With a few taps on her omni-device, Cait activated the oxygen pumps along the segment, and air began to gush in around her. The metal creaked and strained around the joins, and for a moment she thought the breach might burst open again, but the repairs held firm.

She glanced down at the omni-device.

Pressure stabilized.

Good news
, she thought. There were no secondary breaches.

With a sigh of relief, she placed the tools back on the trolley.

What a day. And it’s barely begun yet.

The bender was still sitting on the conduit, but she figured that could wait. She knew it wouldn’t do any damage there, and she could come back later with some extra muscle to—

There was a sound nearby. A scraping noise that sent a chill down Cait’s spine. She turned her helmet lamps toward the sound, and for a horrible moment she imagined that maybe one of the corpses had come to life, that she’d been wrong before when she’d thought everyone was dead. However, the three dead men were still in the same spots as before. She edged forward cautiously, wondering if she’d simply heard the sound of the compartment repressurizing, but then she heard it again—a rasping noise that she couldn’t identify.

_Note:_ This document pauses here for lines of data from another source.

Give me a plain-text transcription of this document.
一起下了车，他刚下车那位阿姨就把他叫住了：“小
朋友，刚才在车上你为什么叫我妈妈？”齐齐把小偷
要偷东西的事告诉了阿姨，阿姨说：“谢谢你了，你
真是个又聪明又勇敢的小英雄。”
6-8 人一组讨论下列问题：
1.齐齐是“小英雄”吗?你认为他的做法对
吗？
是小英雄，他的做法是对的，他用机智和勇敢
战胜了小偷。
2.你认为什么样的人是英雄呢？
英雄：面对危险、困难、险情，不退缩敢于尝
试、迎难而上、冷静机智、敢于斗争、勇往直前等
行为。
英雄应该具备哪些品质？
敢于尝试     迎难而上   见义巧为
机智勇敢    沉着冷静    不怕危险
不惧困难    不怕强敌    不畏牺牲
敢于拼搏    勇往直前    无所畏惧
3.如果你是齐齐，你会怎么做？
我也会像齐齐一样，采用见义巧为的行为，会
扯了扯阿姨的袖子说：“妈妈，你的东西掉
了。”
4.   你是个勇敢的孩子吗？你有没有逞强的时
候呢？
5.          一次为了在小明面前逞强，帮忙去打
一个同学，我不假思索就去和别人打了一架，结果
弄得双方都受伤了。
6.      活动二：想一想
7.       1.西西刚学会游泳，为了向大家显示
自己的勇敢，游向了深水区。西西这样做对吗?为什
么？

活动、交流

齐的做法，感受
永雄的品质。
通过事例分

This time she pinpointed its origin.

It was coming from the overturned storage unit nearby. As she watched, the unit rocked slightly where it lay on the floor.

That thing was too small to fit a person inside.
Wasn’t it?

Cait considered getting out of there, leaving whatever it was for the Marines to clean up, but something told her that she needed to investigate. She had to know what was inside.

She stepped over and pushed the storage unit on its side, then flipped the lid open.

It
was
a person. A young girl of about ten years of age, with dark hair and dried blood on her brow. She lay at an awkward angle, her legs drawn up and her arms pressed to her chest in the cramped interior of the box. Her eyes rolled back in her head, and it was clear that she was barely conscious.

“Who are you?” Cait said, but the girl’s eyes closed, and she stopped moving.

What exactly is going on here? What were these people up to?

Cait acted instinctively, reaching down and hauling the girl out of the box. Compared to the bender, the kid was as light as a feather. Cait slung her over one shoulder in a fireman’s carry, then made her way over to the bulkhead.

I have to get her to the Infirmary. The storage must have trapped some oxygen inside, allowing her to survive the duration of the breach, but the lid wouldn’t have formed a complete seal. She must have been at least partially exposed to Proc-One’s atmosphere.

Cait hauled her through the first bulkhead, then the next, and they passed the repair closet not long after. Although Spud was nowhere to be seen, others had arrived to investigate the incident—more Marines and several officials Cait recognized from Outpost Control. She lumbered toward them in her EVA suit, gripping the girl tightly, but no one moved to offer help.

“I need a medical team here!” she shouted at them. They looked at her blankly. “A medic!”

One of the officials stepped forward to examine the girl. “We can have someone here in a few minutes—”

Cait flipped the catches on her helmet and ripped it off. She flung it on the floor, furious. “Yeah, don’t go to too much trouble,” she snapped. “Forget about it. I’ll take her myself.”

Without bothering to remove the EVA suit, she began to run.